Network Graph Categorization Based on Features
Arts and Sciences
Arezu Mansuri, 0000-0003-3122-419X; Cody Packer 0000-0001-9385-6868; Prasuna Pillalamari, 0000-0002-5848-5261; Gabe Fragoso, 0000-0002-3150-2383; Frankie Vazquez 0000-0002-1292-699X
Having a large collection of varied network graph data is significant for research findings. We have revealed that complex networks of their respective categories (cheminformatic, ecology, and infrastructure network graphs) have distinct similar structural properties amongst themselves.
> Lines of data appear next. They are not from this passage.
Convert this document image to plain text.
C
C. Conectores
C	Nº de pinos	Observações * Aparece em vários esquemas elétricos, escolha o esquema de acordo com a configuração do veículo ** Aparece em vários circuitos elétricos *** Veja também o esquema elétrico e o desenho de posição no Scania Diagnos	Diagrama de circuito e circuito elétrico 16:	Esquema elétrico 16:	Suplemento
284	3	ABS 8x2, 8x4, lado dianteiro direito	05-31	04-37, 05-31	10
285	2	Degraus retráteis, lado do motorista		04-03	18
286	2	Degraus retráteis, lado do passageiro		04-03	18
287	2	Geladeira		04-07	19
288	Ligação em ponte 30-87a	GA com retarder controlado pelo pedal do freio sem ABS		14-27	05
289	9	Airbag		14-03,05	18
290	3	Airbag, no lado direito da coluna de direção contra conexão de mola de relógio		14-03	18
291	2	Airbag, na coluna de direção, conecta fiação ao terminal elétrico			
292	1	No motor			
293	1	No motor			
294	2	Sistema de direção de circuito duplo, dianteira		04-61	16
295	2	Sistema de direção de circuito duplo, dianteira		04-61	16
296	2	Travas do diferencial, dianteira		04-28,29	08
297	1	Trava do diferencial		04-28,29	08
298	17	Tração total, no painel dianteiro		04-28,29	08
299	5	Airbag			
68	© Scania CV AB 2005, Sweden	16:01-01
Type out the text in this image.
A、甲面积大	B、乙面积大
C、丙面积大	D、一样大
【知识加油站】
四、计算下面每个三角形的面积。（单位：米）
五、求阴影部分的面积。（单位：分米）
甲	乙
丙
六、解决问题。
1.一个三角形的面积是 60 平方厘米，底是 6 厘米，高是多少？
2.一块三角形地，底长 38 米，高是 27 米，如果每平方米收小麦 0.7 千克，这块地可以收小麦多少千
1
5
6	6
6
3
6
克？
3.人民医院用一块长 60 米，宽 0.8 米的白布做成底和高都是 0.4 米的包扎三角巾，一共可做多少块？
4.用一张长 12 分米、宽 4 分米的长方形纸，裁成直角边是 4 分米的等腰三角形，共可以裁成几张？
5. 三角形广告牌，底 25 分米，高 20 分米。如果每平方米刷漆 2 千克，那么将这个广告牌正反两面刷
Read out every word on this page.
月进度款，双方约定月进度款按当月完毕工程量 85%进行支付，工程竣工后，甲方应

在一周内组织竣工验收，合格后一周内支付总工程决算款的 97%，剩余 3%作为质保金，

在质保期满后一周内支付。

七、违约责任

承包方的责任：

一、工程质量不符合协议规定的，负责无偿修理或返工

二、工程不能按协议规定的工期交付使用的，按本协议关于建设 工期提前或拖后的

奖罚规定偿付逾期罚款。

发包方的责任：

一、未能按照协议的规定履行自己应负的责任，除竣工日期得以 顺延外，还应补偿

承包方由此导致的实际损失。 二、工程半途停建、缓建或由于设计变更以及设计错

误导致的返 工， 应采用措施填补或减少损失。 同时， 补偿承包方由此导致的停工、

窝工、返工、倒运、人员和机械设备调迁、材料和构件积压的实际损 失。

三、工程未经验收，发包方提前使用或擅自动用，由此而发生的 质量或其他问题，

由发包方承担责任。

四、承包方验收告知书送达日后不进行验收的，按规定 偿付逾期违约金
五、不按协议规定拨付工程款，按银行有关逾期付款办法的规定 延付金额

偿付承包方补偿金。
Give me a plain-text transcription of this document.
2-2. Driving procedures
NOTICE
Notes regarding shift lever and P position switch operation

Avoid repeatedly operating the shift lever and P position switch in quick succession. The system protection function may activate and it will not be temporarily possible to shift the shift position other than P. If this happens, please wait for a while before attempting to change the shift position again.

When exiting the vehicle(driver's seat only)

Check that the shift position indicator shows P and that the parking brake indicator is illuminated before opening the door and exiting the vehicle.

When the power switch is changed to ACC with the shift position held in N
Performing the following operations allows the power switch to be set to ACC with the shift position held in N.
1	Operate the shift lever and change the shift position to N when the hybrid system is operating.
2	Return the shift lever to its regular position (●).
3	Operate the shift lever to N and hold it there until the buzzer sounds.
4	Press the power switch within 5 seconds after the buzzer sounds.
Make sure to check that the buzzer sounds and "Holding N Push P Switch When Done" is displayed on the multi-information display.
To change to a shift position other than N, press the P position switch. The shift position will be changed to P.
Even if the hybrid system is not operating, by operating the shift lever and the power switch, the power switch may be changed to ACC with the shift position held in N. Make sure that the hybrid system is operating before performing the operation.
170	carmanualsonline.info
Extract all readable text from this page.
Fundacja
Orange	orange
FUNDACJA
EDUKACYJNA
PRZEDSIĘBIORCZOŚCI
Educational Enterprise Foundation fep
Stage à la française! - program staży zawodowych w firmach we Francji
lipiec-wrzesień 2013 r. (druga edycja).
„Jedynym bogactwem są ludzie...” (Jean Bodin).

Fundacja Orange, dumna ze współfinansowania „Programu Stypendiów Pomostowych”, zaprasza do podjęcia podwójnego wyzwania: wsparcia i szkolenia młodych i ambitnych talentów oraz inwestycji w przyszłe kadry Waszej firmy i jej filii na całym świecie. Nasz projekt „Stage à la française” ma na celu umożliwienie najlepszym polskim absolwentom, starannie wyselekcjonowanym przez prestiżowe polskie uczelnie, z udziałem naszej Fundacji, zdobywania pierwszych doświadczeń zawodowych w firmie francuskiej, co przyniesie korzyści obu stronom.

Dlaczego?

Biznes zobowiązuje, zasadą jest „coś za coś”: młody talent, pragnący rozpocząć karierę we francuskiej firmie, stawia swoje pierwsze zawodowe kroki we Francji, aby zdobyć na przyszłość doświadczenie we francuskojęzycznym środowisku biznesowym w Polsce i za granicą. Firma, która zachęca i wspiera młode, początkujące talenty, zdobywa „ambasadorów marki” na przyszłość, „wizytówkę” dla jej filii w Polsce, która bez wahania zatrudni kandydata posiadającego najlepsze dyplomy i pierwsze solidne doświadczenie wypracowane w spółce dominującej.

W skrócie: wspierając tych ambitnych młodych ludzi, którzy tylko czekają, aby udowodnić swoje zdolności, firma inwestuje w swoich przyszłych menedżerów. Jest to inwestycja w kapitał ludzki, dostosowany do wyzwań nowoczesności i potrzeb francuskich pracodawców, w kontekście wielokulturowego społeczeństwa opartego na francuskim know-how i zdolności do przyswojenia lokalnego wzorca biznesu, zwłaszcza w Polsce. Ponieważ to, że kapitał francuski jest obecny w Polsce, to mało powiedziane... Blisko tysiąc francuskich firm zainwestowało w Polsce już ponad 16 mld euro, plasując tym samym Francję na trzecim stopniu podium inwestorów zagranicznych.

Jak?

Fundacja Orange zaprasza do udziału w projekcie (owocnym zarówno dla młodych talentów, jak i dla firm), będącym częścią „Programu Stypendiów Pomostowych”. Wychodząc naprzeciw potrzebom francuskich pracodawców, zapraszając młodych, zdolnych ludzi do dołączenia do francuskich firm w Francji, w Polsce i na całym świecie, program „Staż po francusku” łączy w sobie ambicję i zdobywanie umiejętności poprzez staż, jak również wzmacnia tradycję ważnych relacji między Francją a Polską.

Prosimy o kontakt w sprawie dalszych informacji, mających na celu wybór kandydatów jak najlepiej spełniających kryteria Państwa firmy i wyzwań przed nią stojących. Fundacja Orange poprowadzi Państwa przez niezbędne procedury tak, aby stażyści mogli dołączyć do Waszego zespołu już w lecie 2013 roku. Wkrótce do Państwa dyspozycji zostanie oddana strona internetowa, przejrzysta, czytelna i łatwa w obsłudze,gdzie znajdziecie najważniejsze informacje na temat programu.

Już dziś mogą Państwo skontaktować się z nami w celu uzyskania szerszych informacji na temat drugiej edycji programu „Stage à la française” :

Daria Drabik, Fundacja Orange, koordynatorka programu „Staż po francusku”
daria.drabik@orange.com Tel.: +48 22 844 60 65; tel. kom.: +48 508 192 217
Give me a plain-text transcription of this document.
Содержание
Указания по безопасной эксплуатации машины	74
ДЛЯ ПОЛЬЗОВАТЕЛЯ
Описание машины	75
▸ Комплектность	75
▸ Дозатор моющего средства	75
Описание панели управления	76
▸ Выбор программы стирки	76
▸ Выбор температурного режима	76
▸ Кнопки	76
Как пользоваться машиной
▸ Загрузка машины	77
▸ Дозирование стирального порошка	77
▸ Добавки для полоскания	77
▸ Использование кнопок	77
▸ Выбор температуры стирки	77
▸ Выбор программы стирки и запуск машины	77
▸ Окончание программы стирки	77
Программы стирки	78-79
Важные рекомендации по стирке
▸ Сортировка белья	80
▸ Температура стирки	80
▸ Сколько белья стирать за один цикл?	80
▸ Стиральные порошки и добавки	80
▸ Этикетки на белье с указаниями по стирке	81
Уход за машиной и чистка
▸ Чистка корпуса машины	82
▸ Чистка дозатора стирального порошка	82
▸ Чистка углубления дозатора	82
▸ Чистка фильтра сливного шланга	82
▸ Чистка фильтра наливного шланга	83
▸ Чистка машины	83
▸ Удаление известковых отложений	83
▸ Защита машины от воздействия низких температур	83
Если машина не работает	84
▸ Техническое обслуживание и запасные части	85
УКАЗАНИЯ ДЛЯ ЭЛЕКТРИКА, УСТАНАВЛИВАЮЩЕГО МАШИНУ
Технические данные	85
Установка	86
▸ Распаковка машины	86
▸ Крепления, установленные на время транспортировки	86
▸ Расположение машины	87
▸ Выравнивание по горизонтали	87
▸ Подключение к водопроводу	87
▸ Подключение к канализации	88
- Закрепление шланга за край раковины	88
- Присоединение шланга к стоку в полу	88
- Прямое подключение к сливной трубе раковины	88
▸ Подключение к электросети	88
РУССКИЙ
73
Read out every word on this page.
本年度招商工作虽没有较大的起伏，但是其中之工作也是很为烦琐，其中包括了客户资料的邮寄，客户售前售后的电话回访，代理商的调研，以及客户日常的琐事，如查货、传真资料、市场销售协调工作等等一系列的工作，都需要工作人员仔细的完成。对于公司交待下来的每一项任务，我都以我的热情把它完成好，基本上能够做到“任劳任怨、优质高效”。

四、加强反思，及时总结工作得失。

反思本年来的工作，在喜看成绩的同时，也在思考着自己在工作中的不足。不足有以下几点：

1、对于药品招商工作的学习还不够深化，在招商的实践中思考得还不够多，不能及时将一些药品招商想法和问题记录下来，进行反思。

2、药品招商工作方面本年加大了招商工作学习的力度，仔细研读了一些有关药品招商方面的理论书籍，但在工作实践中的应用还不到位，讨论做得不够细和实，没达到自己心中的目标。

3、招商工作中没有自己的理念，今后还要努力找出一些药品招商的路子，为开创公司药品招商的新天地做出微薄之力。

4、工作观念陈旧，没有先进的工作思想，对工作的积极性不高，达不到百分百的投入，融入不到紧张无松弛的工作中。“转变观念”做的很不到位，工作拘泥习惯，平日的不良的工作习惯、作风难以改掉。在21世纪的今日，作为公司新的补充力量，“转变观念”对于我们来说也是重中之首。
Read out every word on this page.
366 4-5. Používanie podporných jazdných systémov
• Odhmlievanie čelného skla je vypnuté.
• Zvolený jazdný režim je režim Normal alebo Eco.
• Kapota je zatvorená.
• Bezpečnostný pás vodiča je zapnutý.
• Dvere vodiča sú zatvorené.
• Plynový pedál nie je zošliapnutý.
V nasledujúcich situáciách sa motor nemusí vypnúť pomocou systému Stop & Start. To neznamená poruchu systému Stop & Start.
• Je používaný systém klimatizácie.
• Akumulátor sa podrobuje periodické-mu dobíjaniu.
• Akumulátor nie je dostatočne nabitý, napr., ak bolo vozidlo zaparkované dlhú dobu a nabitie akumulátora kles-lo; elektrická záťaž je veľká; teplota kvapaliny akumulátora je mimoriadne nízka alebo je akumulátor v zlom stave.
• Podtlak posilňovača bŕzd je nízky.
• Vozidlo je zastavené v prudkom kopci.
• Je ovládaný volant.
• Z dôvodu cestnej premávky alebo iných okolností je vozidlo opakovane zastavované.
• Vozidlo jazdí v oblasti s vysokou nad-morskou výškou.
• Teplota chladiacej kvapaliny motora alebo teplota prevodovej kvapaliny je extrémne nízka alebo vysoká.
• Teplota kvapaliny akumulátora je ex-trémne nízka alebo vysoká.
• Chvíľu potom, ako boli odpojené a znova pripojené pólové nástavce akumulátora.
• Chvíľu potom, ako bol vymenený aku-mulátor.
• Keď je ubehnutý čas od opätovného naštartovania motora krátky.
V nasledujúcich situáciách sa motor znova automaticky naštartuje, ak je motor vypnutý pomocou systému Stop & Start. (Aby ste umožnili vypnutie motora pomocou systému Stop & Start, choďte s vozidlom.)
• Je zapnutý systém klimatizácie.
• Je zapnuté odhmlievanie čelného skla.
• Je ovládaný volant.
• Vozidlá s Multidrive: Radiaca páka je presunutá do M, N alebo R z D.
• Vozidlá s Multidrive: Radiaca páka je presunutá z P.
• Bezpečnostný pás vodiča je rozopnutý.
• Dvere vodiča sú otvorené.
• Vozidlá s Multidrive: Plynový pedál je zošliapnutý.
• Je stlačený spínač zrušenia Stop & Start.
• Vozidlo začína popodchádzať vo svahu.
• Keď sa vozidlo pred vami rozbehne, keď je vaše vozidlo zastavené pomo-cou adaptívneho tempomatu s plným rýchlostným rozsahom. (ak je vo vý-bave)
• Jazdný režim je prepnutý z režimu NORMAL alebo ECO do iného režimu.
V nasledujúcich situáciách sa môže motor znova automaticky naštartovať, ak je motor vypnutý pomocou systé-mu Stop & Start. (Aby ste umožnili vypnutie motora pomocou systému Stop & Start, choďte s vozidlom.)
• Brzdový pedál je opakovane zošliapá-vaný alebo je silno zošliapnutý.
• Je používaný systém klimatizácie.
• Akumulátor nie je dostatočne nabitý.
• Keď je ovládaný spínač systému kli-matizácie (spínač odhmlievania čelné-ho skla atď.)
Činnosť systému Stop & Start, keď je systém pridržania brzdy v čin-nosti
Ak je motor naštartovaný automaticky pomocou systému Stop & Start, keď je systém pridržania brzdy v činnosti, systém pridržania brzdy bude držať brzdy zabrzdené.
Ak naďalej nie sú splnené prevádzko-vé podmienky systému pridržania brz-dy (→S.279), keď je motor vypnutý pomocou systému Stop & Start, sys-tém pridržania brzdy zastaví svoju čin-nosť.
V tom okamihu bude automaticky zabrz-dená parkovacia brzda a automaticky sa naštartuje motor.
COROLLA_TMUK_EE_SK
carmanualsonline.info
The goal of this project is to be able to more effectively and accurately categorize different graph networks through various machine learning algorithms (logistic regression, lasso regression, linear SVC, decision tree, and random forest and obtained the most important feature of the graphs) based on underlying features within each respective category. In order to achieve a more accurate categorization, more graph features are being included in the machine learning algorithm. The tools we used are C++ for calculating features and python for parsing and organizing features.
Mansuri, Arezu; Packer, Cody; Fragoso, Gabe; Vazquez, Frankie; and Pillalamarri, Prasuna, "Network Graph Categorization Based on Features" (2019). Symposium on Undergraduate Research and Creative Expression (SOURCE). 834.